The proposed research is concerned with optimizing the performance of a smart power grid in which heterogeneous and distributed generation sources (DGs) intermittently and locally communicate with each other and with the grid. As renewable energy sources become more cost effective and hence more accessible to the power grid, the current centralized optimization and individual dispatch approach become unrealistic. Furthermore, because of the generally intermittent and asynchronous flow of information through local wireless communication networks, appropriate distributed control mechanisms and optimization methods need to be implemented. The application of distributed cooperative control, distributed optimization and distributed game strategies will enable the DGs to competitively and collaboratively provide power to both local loads and the main grid. The implementation of these concepts is transformative by ensuring that a power grid with a high penetration of DGs is efficient and reliable.
Intellectual Merit: The proposed research addresses the fundamental challenges faced by smart grid operators in optimizing the grid performance and reliability while dealing with unpredictable and variable power generations of geographically dispersed DGs. We propose a new framework of distributed control and optimization designs that enable autonomous dispatch of the aggregate DG generation and automatic voltage control in distribution networks. This framework consists of investigating in an integrated manner three interdepended analysis and design methodologies to improve the operation of the power grid. First, since active power outputs of individual renewable energy DGs are generally variable and unpredictable, we will design distributed controls utilizing shared local communication networks in order to enable them to form collaborative and self-evolving microgrids so that aggregate generation outputs of the microgrids, instead of the single DG outputs, can be dispatched. Second, we will formulate distributed optimization and control algorithms so as to ensure robustly convergent solutions for: regulating reactive power and maintaining voltage stability within distribution networks, as well as effectively coordinating among multiple-time-scales of static on-load tap changers, static var compensators and distributed generation sources. Finally, through a Stackelberg (Leader-Follower) game algorithm, we will explore strategies that will allow the grid operator, acting as the leader, to autonomously interact with the DGs and develop pricing controls to optimize the operation of the entire grid regardless of the strategies adopted by the microgrids, either individually or collectively, to optimize their own economic benefits. The proposed research will focus on integrating these three principles to derive a revolutionary holistic and multi-level approach to the challenges involved in optimizing the operation of the grid with a high penetration level of DGs. The proposed framework has the prominent features that both the distributed control and optimization algorithms only require local information but make distribution networks adaptive as a whole and that performance of the proposed algorithms can be analytically quantified. Preliminary results obtained by the PIs have demonstrated success of the proposed framework on the IEEE 34-bus distribution network and the IEEE 399-1997 network.

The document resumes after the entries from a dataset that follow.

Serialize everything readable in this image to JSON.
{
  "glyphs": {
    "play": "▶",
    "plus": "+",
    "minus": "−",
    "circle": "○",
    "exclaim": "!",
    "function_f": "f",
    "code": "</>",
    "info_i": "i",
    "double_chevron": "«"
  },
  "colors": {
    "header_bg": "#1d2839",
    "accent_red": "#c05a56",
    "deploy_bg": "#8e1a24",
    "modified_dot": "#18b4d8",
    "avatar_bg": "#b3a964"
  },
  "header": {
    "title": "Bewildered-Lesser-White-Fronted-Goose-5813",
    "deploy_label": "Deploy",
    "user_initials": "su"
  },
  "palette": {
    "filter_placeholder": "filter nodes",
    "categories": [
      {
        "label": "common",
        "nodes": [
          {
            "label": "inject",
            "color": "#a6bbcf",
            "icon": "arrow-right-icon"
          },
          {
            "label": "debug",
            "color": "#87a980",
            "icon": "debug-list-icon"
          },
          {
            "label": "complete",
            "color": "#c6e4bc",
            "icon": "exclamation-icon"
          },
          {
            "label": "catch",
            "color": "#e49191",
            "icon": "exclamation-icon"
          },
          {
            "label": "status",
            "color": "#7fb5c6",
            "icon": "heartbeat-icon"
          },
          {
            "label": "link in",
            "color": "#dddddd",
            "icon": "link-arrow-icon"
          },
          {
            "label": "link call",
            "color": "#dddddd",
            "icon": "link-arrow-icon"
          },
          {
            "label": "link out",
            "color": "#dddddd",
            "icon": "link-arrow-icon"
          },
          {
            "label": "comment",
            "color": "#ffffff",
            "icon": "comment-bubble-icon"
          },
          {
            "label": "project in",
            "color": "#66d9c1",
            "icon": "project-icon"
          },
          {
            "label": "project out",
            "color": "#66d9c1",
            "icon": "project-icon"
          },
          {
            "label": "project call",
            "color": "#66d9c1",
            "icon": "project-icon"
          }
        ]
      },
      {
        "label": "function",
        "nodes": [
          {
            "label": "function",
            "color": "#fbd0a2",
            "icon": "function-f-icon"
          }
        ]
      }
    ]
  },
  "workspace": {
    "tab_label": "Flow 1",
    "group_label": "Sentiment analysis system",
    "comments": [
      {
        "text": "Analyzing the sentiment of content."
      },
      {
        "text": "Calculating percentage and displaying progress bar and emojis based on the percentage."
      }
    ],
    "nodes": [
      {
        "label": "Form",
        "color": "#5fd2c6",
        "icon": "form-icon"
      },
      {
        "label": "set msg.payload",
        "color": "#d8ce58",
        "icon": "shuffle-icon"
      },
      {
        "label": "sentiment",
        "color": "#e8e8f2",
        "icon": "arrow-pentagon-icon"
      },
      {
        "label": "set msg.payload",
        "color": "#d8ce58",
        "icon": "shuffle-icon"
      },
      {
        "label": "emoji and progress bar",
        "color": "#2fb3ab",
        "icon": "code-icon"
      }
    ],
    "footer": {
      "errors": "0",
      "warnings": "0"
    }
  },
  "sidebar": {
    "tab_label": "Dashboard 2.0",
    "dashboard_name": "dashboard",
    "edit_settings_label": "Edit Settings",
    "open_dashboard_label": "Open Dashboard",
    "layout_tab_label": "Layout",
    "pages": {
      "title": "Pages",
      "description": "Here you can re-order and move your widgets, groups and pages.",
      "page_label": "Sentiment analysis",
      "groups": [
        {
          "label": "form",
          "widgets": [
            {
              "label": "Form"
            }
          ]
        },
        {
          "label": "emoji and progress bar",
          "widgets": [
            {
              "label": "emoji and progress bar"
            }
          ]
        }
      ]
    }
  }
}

Broader Impact: The technological impact of the proposed research on the operation of smart power grids will be transformative and far reaching. More specifically, the proposed new framework not only optimizes power grid's operation and reduces loss in distribution networks but also enables a game-theoretic relationship between utility and customers so that more customers have economic incentives to install plugand- play-ready DG units and optimize their own benefits. From a broader perspective the proposed research will have a major impact on the performance optimization of large complex systems, similar to the smart grid, in formulating member participation rules so that the behavior of multiple independent agents whose intent is to pursue their own objectives can be guided and enforced to accomplish system-wide benefits. Through student training and course development, the project will also contribute to workforce development in training students in the areas of renewable energy and power systems where there is currently a shortage.